I’m back to feeling like I can’t do anything right, again. Only not because of my parents disapproval this time - no, this one is all my own.
But there’s no way I’m letting her pretend that it’s her fault that she won’t be Aldora’s new Princesca. I could see exactly how the thought of letting down everyone who has helped or supported - or hell, even just liked her - affected her. The absolute guilty misery in her expression as she suggested it. And I’m not going to let that happen.
No, when it comes to it - I’ll tell them all the truth. I’ll tell them it was all just a scheme to win their approval, and it kind of worked, and kind of backfired, and none of them will ever trust me again…but it’s better than them not trusting her.
I probably won’t be allowed out of the country for a long time after that, but…maybe that’s for the best. I’m not sure I could spend another year in Boston, with Hanna right there, simultaneously unable to resist her or have her.
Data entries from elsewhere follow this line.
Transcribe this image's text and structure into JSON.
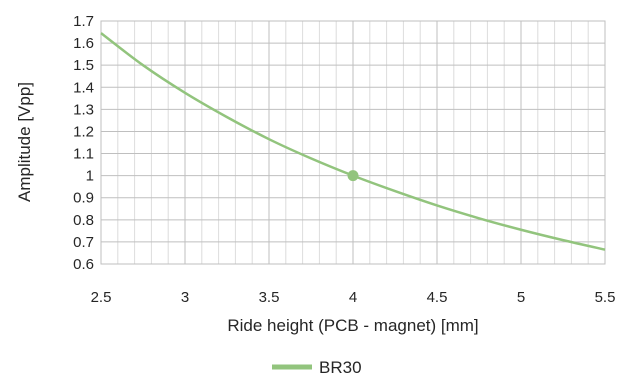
{
  "chart_data": {
    "type": "line",
    "xlabel": "Ride height (PCB - magnet) [mm]",
    "ylabel": "Amplitude [Vpp]",
    "xlim": [
      2.5,
      5.5
    ],
    "ylim": [
      0.6,
      1.7
    ],
    "x_ticks": [
      "2.5",
      "3",
      "3.5",
      "4",
      "4.5",
      "5",
      "5.5"
    ],
    "y_ticks": [
      "0.6",
      "0.7",
      "0.8",
      "0.9",
      "1",
      "1.1",
      "1.2",
      "1.3",
      "1.4",
      "1.5",
      "1.6",
      "1.7"
    ],
    "grid": true,
    "legend_position": "bottom",
    "series": [
      {
        "name": "BR30",
        "color": "#92c47d",
        "x": [
          2.5,
          2.75,
          3.0,
          3.25,
          3.5,
          3.75,
          4.0,
          4.25,
          4.5,
          4.75,
          5.0,
          5.25,
          5.5
        ],
        "y": [
          1.645,
          1.5,
          1.375,
          1.265,
          1.165,
          1.078,
          1.0,
          0.93,
          0.865,
          0.807,
          0.755,
          0.708,
          0.665
        ]
      }
    ],
    "highlight_point": {
      "x": 4,
      "y": 1
    }
  }
}
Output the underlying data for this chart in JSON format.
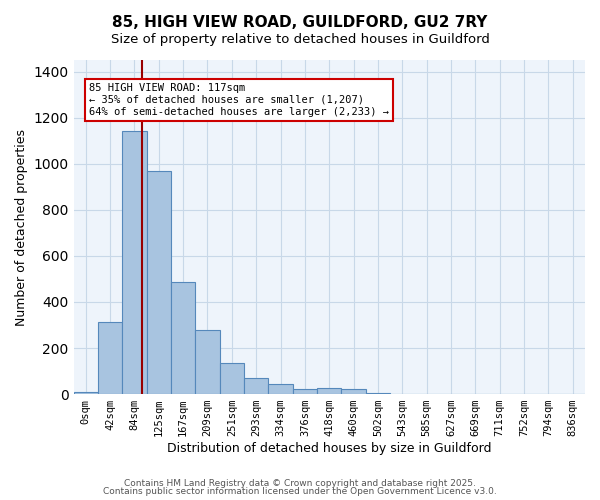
{
  "title_line1": "85, HIGH VIEW ROAD, GUILDFORD, GU2 7RY",
  "title_line2": "Size of property relative to detached houses in Guildford",
  "xlabel": "Distribution of detached houses by size in Guildford",
  "ylabel": "Number of detached properties",
  "bar_values": [
    10,
    315,
    1140,
    970,
    485,
    280,
    135,
    68,
    45,
    22,
    27,
    22,
    5,
    2,
    2,
    1,
    1,
    0,
    0,
    0,
    0
  ],
  "bar_labels": [
    "0sqm",
    "42sqm",
    "84sqm",
    "125sqm",
    "167sqm",
    "209sqm",
    "251sqm",
    "293sqm",
    "334sqm",
    "376sqm",
    "418sqm",
    "460sqm",
    "502sqm",
    "543sqm",
    "585sqm",
    "627sqm",
    "669sqm",
    "711sqm",
    "752sqm",
    "794sqm",
    "836sqm"
  ],
  "bar_color": "#a8c4e0",
  "bar_edge_color": "#5588bb",
  "grid_color": "#c8d8e8",
  "background_color": "#eef4fb",
  "vline_x": 2.33,
  "vline_color": "#990000",
  "annotation_text": "85 HIGH VIEW ROAD: 117sqm\n← 35% of detached houses are smaller (1,207)\n64% of semi-detached houses are larger (2,233) →",
  "annotation_box_color": "#ffffff",
  "annotation_box_edge": "#cc0000",
  "ylim": [
    0,
    1450
  ],
  "footer_line1": "Contains HM Land Registry data © Crown copyright and database right 2025.",
  "footer_line2": "Contains public sector information licensed under the Open Government Licence v3.0."
}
It’s bad enough just around the castle - the little glimpses I get, the way we walk past each other in the halls. There are no slightly-disguised suggestive looks now. No exaggerated swing of her hips, or wandering eyes. We’re busy, yes…but we also know better.
And the only thing I feel at the moment when I look at her, is the kind of longing you get for something you know beyond all doubt you’re not going to get. As much as I want her, I don’t want to fuck up her life with something she’s always hated the idea of. I don’t want to take her away from a family and a home that love her. I don’t want to force all these crazy customs and traditions and the whole Princesca thing on her.